Are Bert and Ernie Gay? Writer Says Yes but Puppeteer Says No
Mark Saltzman, who joined the show in 1982, said he modeled the characters after his own same-sex relationship.
It seems as if the LGBTQ+ community may have celebrated too soon.
Just hours after “Sesame Street” writer Mark Saltzman confirmed Bert and Ernie are a couple, others behind the show are denying the pair is romantically involved at all.
Frank Oz, the puppeteer behind Bert, said in a statement on Twitter that Bert and Ernie are not gay, despite Saltzman insisting they are.
“It seems Mr. Mark Saltzman was asked if Bert & Ernie are gay. It’s fine that he feels they are. They’re not, of course,” Oz wrote.
He added: "But why that question? Does it really matter? Why the need to define people as only gay? There’s much more to a human being than just straightness or gayness.
Oz backtracked to specify that by saying they are not gay, he did not mean Bert and Ernie were straight. Instead, he said the pair was just intended to be friends without emphasis on a sexual orientation.
After much debate on Twitter, he tweeted that he realized the pair being gay did mean a lot to a community that feels underrepresented.
Saltzman, who joined the show as a writer in 1984, said he modeled Bert and Ernie after his own same-sex relationship with long-time partner Arnold Glassman, whom he affectionately calls “Arnie,” in a recent interview that rocked social media.
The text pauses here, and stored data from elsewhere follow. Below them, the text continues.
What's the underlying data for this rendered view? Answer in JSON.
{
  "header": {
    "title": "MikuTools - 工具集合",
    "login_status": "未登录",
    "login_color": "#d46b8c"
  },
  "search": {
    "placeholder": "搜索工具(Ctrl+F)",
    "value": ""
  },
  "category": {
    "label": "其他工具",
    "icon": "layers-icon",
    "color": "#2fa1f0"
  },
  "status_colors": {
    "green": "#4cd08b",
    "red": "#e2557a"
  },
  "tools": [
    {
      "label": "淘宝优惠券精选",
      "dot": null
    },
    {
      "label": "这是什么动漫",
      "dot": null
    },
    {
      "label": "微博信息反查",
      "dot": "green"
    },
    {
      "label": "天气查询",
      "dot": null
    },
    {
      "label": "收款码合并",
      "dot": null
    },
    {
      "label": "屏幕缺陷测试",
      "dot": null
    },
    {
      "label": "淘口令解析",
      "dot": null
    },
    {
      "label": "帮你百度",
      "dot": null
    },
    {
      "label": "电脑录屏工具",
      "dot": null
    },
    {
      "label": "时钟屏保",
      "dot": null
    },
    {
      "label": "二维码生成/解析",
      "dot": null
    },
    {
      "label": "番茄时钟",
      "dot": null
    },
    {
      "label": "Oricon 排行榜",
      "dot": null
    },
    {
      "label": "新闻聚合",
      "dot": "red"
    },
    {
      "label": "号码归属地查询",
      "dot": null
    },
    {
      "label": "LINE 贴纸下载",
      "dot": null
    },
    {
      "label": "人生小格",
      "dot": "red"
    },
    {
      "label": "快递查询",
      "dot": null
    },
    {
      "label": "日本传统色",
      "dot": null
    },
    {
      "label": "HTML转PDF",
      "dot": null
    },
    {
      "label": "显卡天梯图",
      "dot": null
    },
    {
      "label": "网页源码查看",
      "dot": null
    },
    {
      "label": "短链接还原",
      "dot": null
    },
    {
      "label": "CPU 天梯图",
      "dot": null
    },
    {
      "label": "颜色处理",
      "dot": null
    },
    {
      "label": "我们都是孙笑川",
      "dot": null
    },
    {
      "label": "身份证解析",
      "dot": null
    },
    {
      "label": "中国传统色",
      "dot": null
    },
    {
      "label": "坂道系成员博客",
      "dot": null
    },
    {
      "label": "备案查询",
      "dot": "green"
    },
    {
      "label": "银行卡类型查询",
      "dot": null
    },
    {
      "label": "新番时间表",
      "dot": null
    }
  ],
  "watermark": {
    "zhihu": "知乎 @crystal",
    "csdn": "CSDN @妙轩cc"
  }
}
“I always felt that without a huge agenda, when I was writing Bert & Ernie, they were [gay]," he told Queerty.
Saltzman continued, “I was already with Arnie when I came to Sesame Street. So I don’t think I’d know how else to write them, but as a loving couple. I wrote sketches … Arnie’s OCD would create friction with how chaotic I was. And that’s the Bert and Ernie dynamic.”
While Sesame Workshop came out on Twitter shortly after to say the puppets “identified as male characters” but “do not have a sexual orientation," they have since deleted that tweet and released a new statement to emphasize that they are “best friends” for “people of all cultures and backgrounds."
“Sesame Street has always stood for inclusion and acceptance. It’s a place where people of all cultures and backgrounds are welcome. Bert and Ernie were created to be best friends, and to teach young children that people can get along with those who are very different from themselves,” the updated statement read.